Out On the Town: I have started working with the paper again. This time I am doing the layout on the computer. Another reason for my Mac purchase. (Still steamed about that one [previous entry], but I will survive. I have rationalized some things away.) Hopefully this will help with the ultimate goal of sitting on my ass the rest of my life.
Windows: I found out that MS Access doesn’t scale, or self sustain. Don’t know how to put it, but left to its devices, a web site utilizing an MS Access database will cause ASP to hang on a Windows Server. The database needs to be regularly reorganized. I can tell you for a fact that this will not happen on any other platform. Thanks again Windows! Way to mess up everyone’s life on your server cause you can’t handle something and don’t report on it either.
Health: My health is getting better. I had my last cigarette September 27th, 2008 at 10:45pm. This was right before Octane’s first set (acoustic) outside at The Whiskey Tango. During the set, pressure mounted in the center of me chest and by the end of the set I was getting sharp pains. I didn’t go out for a smoke after the set, I took it easy but sharp pains came and went and I generally didn’t feel right. I was getting scared and I decided that I thought I should go to the hospital. I spent the weekend in the hospital while they did all sorts of fun tests. All tests were okay. I then went back to have a camera shoved down my throat and that turned up acid damage in my esophagus, stomach and duodenum. I was told to take 4 Prilosec daily. The anesthetic for the tube test was wild, like snapping your fingers, test done and two and a half hours went by. I haven’t smoked since and have started dieting and exercising. I may get a Brazilian and wear a bikini or thong to the beach this summer? … and everyone knows how I love the beach.

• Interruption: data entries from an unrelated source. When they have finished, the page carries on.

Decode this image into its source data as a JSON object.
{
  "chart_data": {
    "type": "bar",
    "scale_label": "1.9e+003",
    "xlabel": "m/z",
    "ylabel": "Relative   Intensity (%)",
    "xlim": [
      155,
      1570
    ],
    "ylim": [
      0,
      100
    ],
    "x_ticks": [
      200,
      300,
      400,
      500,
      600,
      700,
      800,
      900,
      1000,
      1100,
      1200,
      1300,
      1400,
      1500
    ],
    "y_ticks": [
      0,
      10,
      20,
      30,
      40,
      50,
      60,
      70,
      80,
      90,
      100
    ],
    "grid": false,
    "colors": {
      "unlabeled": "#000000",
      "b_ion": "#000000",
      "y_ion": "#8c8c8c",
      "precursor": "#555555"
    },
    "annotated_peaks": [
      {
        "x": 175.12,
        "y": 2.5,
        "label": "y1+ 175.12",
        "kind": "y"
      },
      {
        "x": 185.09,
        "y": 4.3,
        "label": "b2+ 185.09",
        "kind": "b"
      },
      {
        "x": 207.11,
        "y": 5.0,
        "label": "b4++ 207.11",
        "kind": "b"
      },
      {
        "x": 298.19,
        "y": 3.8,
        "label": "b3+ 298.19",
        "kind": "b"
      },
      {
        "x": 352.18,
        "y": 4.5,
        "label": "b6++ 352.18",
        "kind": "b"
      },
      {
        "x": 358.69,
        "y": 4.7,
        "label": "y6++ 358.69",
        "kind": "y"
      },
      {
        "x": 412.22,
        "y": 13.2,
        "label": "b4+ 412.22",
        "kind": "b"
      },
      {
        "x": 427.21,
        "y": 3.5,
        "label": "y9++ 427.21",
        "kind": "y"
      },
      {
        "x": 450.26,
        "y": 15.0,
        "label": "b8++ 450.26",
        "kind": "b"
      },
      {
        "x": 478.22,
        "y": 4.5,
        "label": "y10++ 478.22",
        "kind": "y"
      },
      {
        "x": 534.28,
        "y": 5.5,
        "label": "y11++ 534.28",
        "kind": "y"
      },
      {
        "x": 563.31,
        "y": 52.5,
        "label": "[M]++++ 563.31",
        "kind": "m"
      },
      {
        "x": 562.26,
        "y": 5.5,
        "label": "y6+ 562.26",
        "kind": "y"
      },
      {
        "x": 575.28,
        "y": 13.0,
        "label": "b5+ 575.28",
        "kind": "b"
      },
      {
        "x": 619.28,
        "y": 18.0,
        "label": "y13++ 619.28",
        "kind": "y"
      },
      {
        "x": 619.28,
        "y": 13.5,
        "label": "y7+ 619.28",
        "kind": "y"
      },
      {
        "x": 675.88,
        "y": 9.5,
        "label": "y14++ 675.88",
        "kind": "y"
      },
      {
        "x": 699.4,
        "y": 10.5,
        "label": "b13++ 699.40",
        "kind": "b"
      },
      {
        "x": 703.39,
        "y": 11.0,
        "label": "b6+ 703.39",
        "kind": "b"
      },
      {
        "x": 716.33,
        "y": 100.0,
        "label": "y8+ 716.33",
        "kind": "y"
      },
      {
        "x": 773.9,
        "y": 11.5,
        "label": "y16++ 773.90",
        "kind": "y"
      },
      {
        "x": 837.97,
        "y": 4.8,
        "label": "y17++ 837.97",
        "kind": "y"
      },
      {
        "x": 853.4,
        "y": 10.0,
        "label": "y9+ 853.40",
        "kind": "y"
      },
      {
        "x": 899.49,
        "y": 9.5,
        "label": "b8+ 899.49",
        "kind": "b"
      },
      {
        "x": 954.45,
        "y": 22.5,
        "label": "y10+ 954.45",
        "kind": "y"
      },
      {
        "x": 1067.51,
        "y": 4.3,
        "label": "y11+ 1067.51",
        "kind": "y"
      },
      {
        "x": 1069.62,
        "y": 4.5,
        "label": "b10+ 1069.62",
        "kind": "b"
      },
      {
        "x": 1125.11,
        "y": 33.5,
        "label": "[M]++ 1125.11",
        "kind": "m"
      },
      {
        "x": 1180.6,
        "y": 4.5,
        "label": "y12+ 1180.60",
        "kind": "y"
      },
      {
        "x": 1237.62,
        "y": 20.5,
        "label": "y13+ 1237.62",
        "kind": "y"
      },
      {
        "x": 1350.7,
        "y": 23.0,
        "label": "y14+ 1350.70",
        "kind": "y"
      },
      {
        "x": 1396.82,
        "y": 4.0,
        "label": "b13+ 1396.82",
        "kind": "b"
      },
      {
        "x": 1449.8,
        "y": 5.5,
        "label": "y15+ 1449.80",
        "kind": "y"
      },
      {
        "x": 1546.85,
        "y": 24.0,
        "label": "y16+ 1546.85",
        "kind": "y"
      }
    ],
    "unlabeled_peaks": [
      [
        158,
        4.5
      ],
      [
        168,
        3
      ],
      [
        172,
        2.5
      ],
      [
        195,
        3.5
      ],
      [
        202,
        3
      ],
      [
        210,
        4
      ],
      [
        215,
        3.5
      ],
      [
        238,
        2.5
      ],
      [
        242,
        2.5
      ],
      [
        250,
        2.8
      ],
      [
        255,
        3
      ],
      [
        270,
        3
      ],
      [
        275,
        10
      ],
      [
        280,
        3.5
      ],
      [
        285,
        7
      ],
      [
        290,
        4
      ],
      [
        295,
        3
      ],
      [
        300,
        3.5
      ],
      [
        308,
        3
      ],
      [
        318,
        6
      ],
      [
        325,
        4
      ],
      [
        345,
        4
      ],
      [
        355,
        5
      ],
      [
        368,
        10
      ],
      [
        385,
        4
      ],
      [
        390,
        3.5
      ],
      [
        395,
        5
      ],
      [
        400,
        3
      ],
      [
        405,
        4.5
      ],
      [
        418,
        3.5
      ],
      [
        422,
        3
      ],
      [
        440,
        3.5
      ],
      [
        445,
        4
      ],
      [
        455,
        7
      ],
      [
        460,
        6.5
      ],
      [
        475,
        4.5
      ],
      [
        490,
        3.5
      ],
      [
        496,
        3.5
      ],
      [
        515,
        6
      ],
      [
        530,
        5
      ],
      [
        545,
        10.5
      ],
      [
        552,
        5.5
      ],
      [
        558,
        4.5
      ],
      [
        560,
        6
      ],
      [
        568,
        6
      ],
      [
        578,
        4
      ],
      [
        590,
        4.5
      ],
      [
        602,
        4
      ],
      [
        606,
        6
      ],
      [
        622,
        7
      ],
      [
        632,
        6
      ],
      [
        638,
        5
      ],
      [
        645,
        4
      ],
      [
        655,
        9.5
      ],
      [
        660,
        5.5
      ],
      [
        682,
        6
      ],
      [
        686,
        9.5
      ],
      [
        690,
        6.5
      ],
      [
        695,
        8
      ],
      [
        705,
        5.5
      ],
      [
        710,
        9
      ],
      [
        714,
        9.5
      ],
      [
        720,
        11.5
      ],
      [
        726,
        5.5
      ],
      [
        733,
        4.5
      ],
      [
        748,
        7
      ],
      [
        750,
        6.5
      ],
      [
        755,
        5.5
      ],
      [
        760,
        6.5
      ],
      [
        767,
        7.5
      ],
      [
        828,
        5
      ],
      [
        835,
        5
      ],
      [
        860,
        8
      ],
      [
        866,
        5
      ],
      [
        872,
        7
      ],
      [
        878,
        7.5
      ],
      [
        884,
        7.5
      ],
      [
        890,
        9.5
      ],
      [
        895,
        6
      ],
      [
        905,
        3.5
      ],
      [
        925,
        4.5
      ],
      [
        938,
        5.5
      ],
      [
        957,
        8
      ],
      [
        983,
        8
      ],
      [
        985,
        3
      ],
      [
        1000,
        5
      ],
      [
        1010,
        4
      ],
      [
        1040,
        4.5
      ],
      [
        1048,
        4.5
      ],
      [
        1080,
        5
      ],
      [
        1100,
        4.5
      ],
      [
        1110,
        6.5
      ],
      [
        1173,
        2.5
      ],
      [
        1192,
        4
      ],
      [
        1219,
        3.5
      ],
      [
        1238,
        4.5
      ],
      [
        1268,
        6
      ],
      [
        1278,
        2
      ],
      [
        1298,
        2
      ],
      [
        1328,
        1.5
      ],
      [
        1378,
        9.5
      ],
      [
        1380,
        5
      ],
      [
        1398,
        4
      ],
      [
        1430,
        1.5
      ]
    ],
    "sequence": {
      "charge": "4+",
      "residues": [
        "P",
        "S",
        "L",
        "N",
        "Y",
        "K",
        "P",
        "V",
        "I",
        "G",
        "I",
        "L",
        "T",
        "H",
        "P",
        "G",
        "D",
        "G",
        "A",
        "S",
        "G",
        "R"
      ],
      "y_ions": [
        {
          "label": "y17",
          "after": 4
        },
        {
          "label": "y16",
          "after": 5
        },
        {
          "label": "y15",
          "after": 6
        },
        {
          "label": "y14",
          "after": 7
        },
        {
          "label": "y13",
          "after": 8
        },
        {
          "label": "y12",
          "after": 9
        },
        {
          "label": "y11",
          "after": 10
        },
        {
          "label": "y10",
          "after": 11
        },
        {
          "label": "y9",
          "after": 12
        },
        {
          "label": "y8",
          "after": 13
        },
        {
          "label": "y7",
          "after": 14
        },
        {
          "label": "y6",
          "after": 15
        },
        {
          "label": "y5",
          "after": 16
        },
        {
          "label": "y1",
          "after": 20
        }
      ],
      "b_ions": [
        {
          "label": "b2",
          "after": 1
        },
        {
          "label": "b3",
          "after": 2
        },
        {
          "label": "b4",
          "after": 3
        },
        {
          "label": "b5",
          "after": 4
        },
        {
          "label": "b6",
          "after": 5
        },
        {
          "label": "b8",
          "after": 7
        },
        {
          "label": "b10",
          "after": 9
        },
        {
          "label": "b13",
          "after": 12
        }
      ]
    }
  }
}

The Whiskey Tango: I went back to work at The Whiskey Tango May 20th 2008 to fill in the open nights with Octane and to do the off nights. Ronnie quit to go work for Spellcaster down the shore for the summer with more nights. Since then The Whiskey Tango changed ownership and management and those off nights aren’t happening anymore. Status there is up in the air right now.
Coding: I recently updated some old ASP pages I did way back in the day for the Bigg Romeo site. That was fun. I am progressing on new web development projects and I am very excited about that. Also thinking of ways to further promote the hosting through a better interface. The new trickles in slowly anymore and Verizon isn’t helping with the departed. Here’s hoping FIOS comes through. They are sure to support that endeavor more than they’ve helped me now, right?
OH! and the biggest thing about all of this is that anything new will be in a new location! All the servers, routers, switches, computers, etc. will be moved to a brand new location. We will be moving but still don’t know when yet. I am hoping for A.S.A.P., but that’s me.
That’s all I can think of right now. Any questions?